Their 109.4 defensive rating was only 0.8 worse than Minnesota’s league-best 108.6 and would have still ranked first in the NBA ahead of the Celtics at 110.6. Offensively, the Gobert-Towns pairing had a 118.0 offensive rating, which would have ranked fourth in the NBA and a full 3.4 points better than the Wolves’ 17th-ranked 114.6 rating.
While offensive and defensive ratings can be flawed statistics based on teammate performance, the sample size of over 1,200 minutes means that the ratings account for various teammates and rotations around the two players. Therefore, the statistics are unlikely to be influenced by a teammate having an outburst of efficiency for one game or the ratings being over-influenced by team performance during a small stretch. With Towns and most of the roster likely to return to the Wolves in 2024-25, France’s national team could provide meaningful insight into how Gobert could develop further.
Aside from their two centers, France’s starting five is ideologically similar to Minnesota’s, assuming they use the same starters they used in FIBA last summer. Expected starting point guard Nando De Colo is a 37-year-old pass-first point guard who played 119 games in two NBA seasons and sixteen professional seasons in Europe. He has also played for the French national team since 2010 in FIBA. De Colo is effectively the French team’s Mike Conley, guiding the ball and setting up the French’s offense.
Evan Fournier lines up as France’s starting two-guard. Comparing him to Anthony Edwards from a talent standpoint would be ludicrous. Still, he does provide a similar offensive pop, averaging 12 or more points in his NBA career eight times in his 12-year NBA career. He’s still an elite scorer internationally, averaging 21.7 points per game in last summer’s FIBA tournament and scoring 17.3 in France’s 2020 Olympic appearance.
Fournier specializes in pull-up threes and creating off of pick-and-rolls, as evidenced by his 10.0 three-point attempts per game in FIBA, which he converts at 36.7%. From a talent standpoint, Fournier is nowhere near Edwards. However, from a scoring perspective, he fits Edwards’ role for France well.
Lastly, Guerschon Yabusele, or Dancing Bear (according to basketball-reference’s nicknames), rounds out the French national team. Yasbusele played two seasons as a power forward with Celtics from 2017 to 2019 before joining Real Madrid in the EuroLeague. He has played eight professional seasons in Europe and China. Yabusele rounds out as a 6’6” Jaden McDaniels fill-in offensively. He’s a decent three-point shooter who can drive off the catch. Defensively, he often gets to guard the opponent’s best wind defender.
France’s starting five mirrors the Wolves. Or, rather, Minnesota’s starting five mirrors the French. Their national team is largely intact from the 2020 Olympics sans Wembanyama, who was not old enough to compete. With the FIBA rules in the Olympics, it will be interesting to see how France uses their two-big core. Wembanyama also plays with “stray voltage” like Towns, meaning you never fully know what to expect. It should be an opportunity for the Wolves staff to learn how another set of coaches can manage a two-big system.

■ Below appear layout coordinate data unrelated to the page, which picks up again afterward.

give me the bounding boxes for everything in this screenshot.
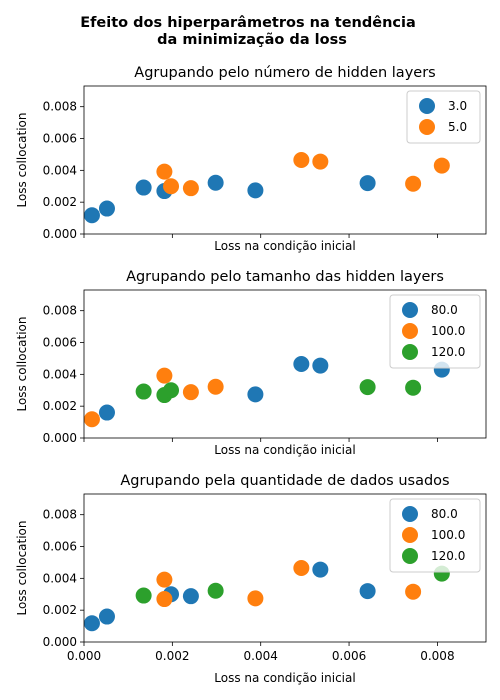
legend-marker <box>402 527 418 543</box>
scatter-point-series-3 <box>135 587 152 604</box>
scatter-point-series-3 <box>163 382 180 399</box>
x-axis-label: Loss na condição inicial <box>214 239 355 253</box>
x-axis-label: Loss na condição inicial <box>214 443 355 457</box>
legend-label: 100.0 <box>431 528 465 542</box>
scatter-point-series-1 <box>98 404 115 421</box>
x-tick-label: 0.008 <box>420 649 454 663</box>
x-axis-label: Loss na condição inicial <box>214 671 355 685</box>
scatter-point-series-2 <box>207 378 224 395</box>
scatter-point-series-3 <box>207 582 224 599</box>
scatter-point-series-1 <box>98 200 115 217</box>
scatter-point-series-1 <box>312 357 329 374</box>
scatter-point-series-3 <box>405 379 422 396</box>
legend-label: 5.0 <box>448 120 467 134</box>
scatter-point-series-1 <box>83 615 100 632</box>
y-tick-label: 0.008 <box>43 100 77 114</box>
scatter-point-series-2 <box>156 571 173 588</box>
x-tick-label: 0.004 <box>244 649 278 663</box>
axes-frame <box>83 85 487 235</box>
scatter-point-series-2 <box>182 384 199 401</box>
y-tick-label: 0.004 <box>43 163 77 177</box>
y-tick-label: 0.004 <box>43 367 77 381</box>
panel-3: Agrupando pela quantidade de dados usado… <box>15 473 487 685</box>
x-tick-label: 0.000 <box>67 649 101 663</box>
y-tick-label: 0.002 <box>43 399 77 413</box>
scatter-point-series-2 <box>247 590 264 607</box>
legend-label: 100.0 <box>431 324 465 338</box>
scatter-point-series-2 <box>83 411 100 428</box>
scatter-point-series-1 <box>359 583 376 600</box>
y-tick-label: 0.000 <box>43 635 77 649</box>
figure-suptitle-line1: Efeito dos hiperparâmetros na tendência <box>80 15 416 31</box>
scatter-point-series-2 <box>182 180 199 197</box>
scatter-point-series-2 <box>293 560 310 576</box>
legend: 3.0 5.0 <box>406 90 481 144</box>
y-axis-label: Loss collocation <box>15 316 29 411</box>
legend-label: 120.0 <box>431 345 465 359</box>
scatter-point-series-2 <box>156 163 173 180</box>
x-tick-label: 0.006 <box>332 649 366 663</box>
scatter-point-series-2 <box>405 583 422 600</box>
scatter-point-series-1 <box>247 386 264 403</box>
legend: 80.0 100.0 120.0 <box>389 294 481 369</box>
legend-label: 80.0 <box>431 303 458 317</box>
y-tick-label: 0.008 <box>43 508 77 522</box>
y-tick-label: 0.002 <box>43 195 77 209</box>
legend-marker <box>419 119 435 135</box>
scatter-point-series-1 <box>359 175 376 192</box>
legend-marker <box>402 302 418 318</box>
axes-frame <box>83 493 487 643</box>
axes-frame <box>83 289 487 439</box>
scatter-point-series-1 <box>135 179 152 196</box>
scatter-point-series-1 <box>182 588 199 605</box>
scatter-point-series-1 <box>83 207 100 224</box>
legend-label: 3.0 <box>448 99 467 113</box>
panel-1: Agrupando pelo número de hidden layers 0.… <box>15 65 487 253</box>
y-tick-label: 0.002 <box>43 603 77 617</box>
scatter-point-series-1 <box>207 174 224 191</box>
scatter-point-series-2 <box>293 152 310 168</box>
y-tick-label: 0.000 <box>43 431 77 445</box>
scatter-point-series-1 <box>247 182 264 199</box>
legend-marker <box>419 98 435 114</box>
y-axis-label: Loss collocation <box>15 112 29 207</box>
x-tick-label: 0.002 <box>155 649 189 663</box>
panel-title: Agrupando pelo tamanho das hidden layers <box>126 269 444 285</box>
scatter-point-series-1 <box>312 561 329 578</box>
y-tick-label: 0.006 <box>43 132 77 146</box>
y-axis-label: Loss collocation <box>15 520 29 615</box>
legend-marker <box>402 548 418 564</box>
figure-suptitle-line2: da minimização da loss <box>157 32 347 48</box>
legend-marker <box>402 506 418 522</box>
panel-2: Agrupando pelo tamanho das hidden layers… <box>15 269 487 457</box>
scatter-point-series-2 <box>156 591 173 608</box>
panel-title: Agrupando pelo número de hidden layers <box>134 65 435 81</box>
y-tick-label: 0.004 <box>43 571 77 585</box>
scatter-point-series-2 <box>156 367 173 384</box>
y-tick-label: 0.008 <box>43 304 77 318</box>
y-tick-label: 0.006 <box>43 540 77 554</box>
legend-marker <box>402 344 418 360</box>
scatter-point-series-3 <box>135 383 152 400</box>
scatter-point-series-2 <box>312 153 329 170</box>
scatter-point-series-2 <box>405 175 422 192</box>
scatter-point-series-1 <box>293 356 310 372</box>
legend-marker <box>402 323 418 339</box>
legend-box <box>406 90 481 144</box>
legend: 80.0 100.0 120.0 <box>389 498 481 573</box>
y-tick-label: 0.006 <box>43 336 77 350</box>
scatter-point-series-2 <box>163 178 180 195</box>
scatter-point-series-3 <box>359 379 376 396</box>
panel-title: Agrupando pela quantidade de dados usado… <box>120 473 449 489</box>
scatter-point-series-2 <box>433 157 450 174</box>
y-tick-label: 0.000 <box>43 227 77 241</box>
legend-label: 80.0 <box>431 507 458 521</box>
scatter-point-series-1 <box>98 608 115 625</box>
legend-label: 120.0 <box>431 549 465 563</box>
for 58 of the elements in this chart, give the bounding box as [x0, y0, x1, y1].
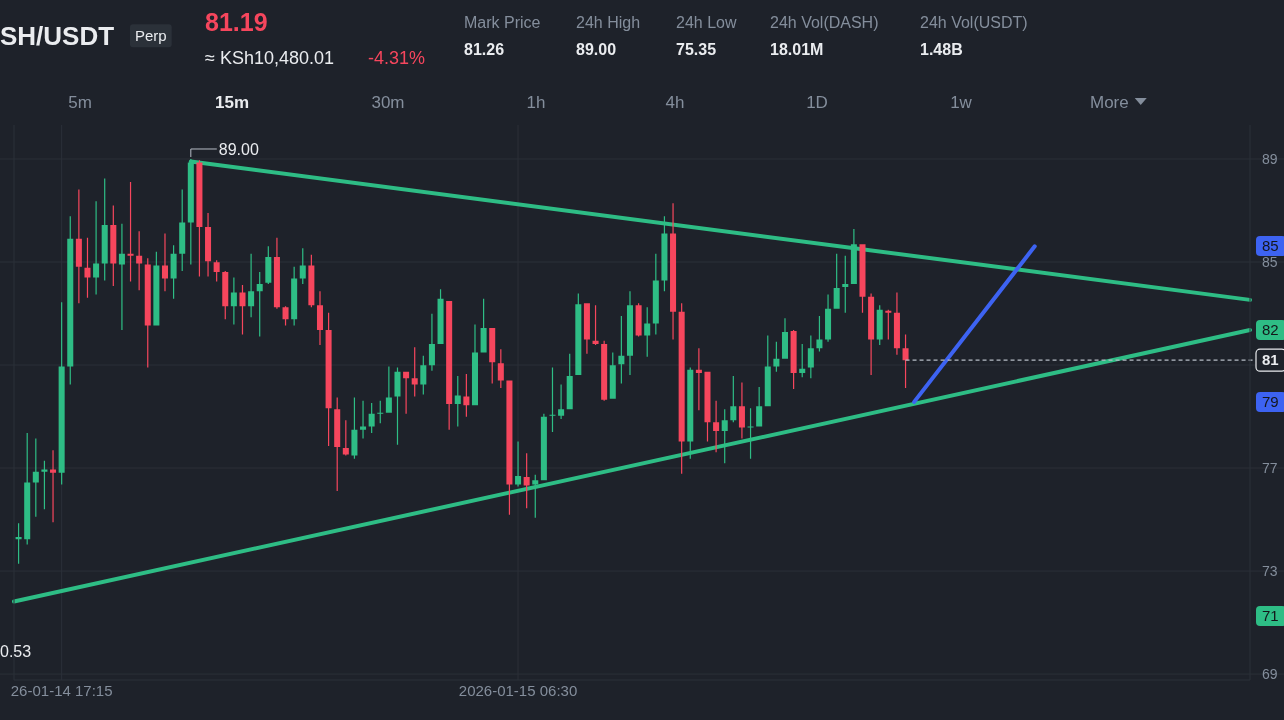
candlestick	[50, 450, 57, 523]
y-tick-label: 69	[1262, 665, 1278, 682]
candlestick	[515, 441, 522, 487]
candlestick	[626, 291, 633, 376]
candlestick	[471, 324, 478, 406]
text: 71	[1262, 607, 1279, 625]
candlestick	[394, 367, 401, 445]
annotation: 89.00	[218, 140, 259, 158]
candlestick	[118, 223, 125, 330]
text: 30m	[371, 92, 405, 112]
text: Mark Price	[464, 13, 541, 31]
candlestick	[428, 313, 435, 371]
annotation: 0.53	[0, 642, 32, 660]
text: 75.35	[676, 40, 717, 58]
candlestick	[316, 291, 323, 345]
text: -4.31%	[368, 48, 426, 69]
candlestick	[704, 371, 711, 442]
text: 24h Low	[676, 13, 737, 31]
text: 1h	[526, 92, 546, 112]
text: 24h Vol(USDT)	[920, 13, 1028, 31]
candlestick	[859, 244, 866, 313]
y-tick-label: 89	[1262, 150, 1278, 167]
text: ≈ KSh10,480.01	[205, 48, 334, 69]
y-tick-label: 73	[1262, 562, 1278, 579]
text: Perp	[135, 27, 167, 45]
text: 79	[1262, 393, 1279, 411]
candlestick	[583, 303, 590, 354]
annotation: 82	[1262, 321, 1279, 339]
text: 81.19	[205, 7, 268, 36]
candlestick	[248, 253, 255, 318]
y-tick-label: 77	[1262, 459, 1278, 476]
chart-title: SH/USDT	[0, 21, 115, 52]
text: 1D	[806, 92, 828, 112]
text: 18.01M	[770, 40, 824, 58]
candlestick	[893, 292, 900, 355]
text: 4h	[665, 92, 685, 112]
text: 1w	[950, 92, 973, 112]
y-tick-label: 85	[1262, 253, 1278, 270]
ref-line-label: 81	[1262, 351, 1279, 369]
text: 24h High	[576, 13, 641, 31]
candlestick	[360, 400, 367, 439]
text: 24h Vol(DASH)	[770, 13, 879, 31]
candlestick	[205, 213, 212, 277]
x-tick-label: 26-01-14 17:15	[10, 682, 113, 699]
text: 1.48B	[920, 40, 963, 58]
text: More	[1090, 92, 1129, 112]
candlestick	[738, 382, 745, 439]
candlestick	[781, 318, 789, 359]
text: 5m	[68, 92, 92, 112]
candlestick	[403, 371, 410, 414]
text: 89.00	[576, 40, 617, 58]
candlestick	[825, 294, 832, 342]
text: 81.26	[464, 40, 505, 58]
x-tick-label: 2026-01-15 06:30	[458, 682, 578, 699]
candlestick	[161, 233, 168, 292]
candlestick	[670, 203, 677, 340]
text: 15m	[214, 92, 250, 112]
candlestick	[93, 201, 100, 295]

If the Wembanyama-Gobert alley-oop becomes a regular occurrence, the Wolves would likely start running some Towns pick-and-rolls with Gobert being the dunker. Likewise, if Yabusele, who traditionally has played power forward, meshes well and can provide those screens for Wembanyama, it could lead to more super big Wolves lineups with Naz Reid as the three, screening for Towns and Gobert as a lob threat.
While all of this is hypothetical, the opportunity to see Gobert playing alongside another generational center will be interesting to watch in the Olympics. If they succeed, it will be another proof positive that the two-big experiment will continue in Minnesota.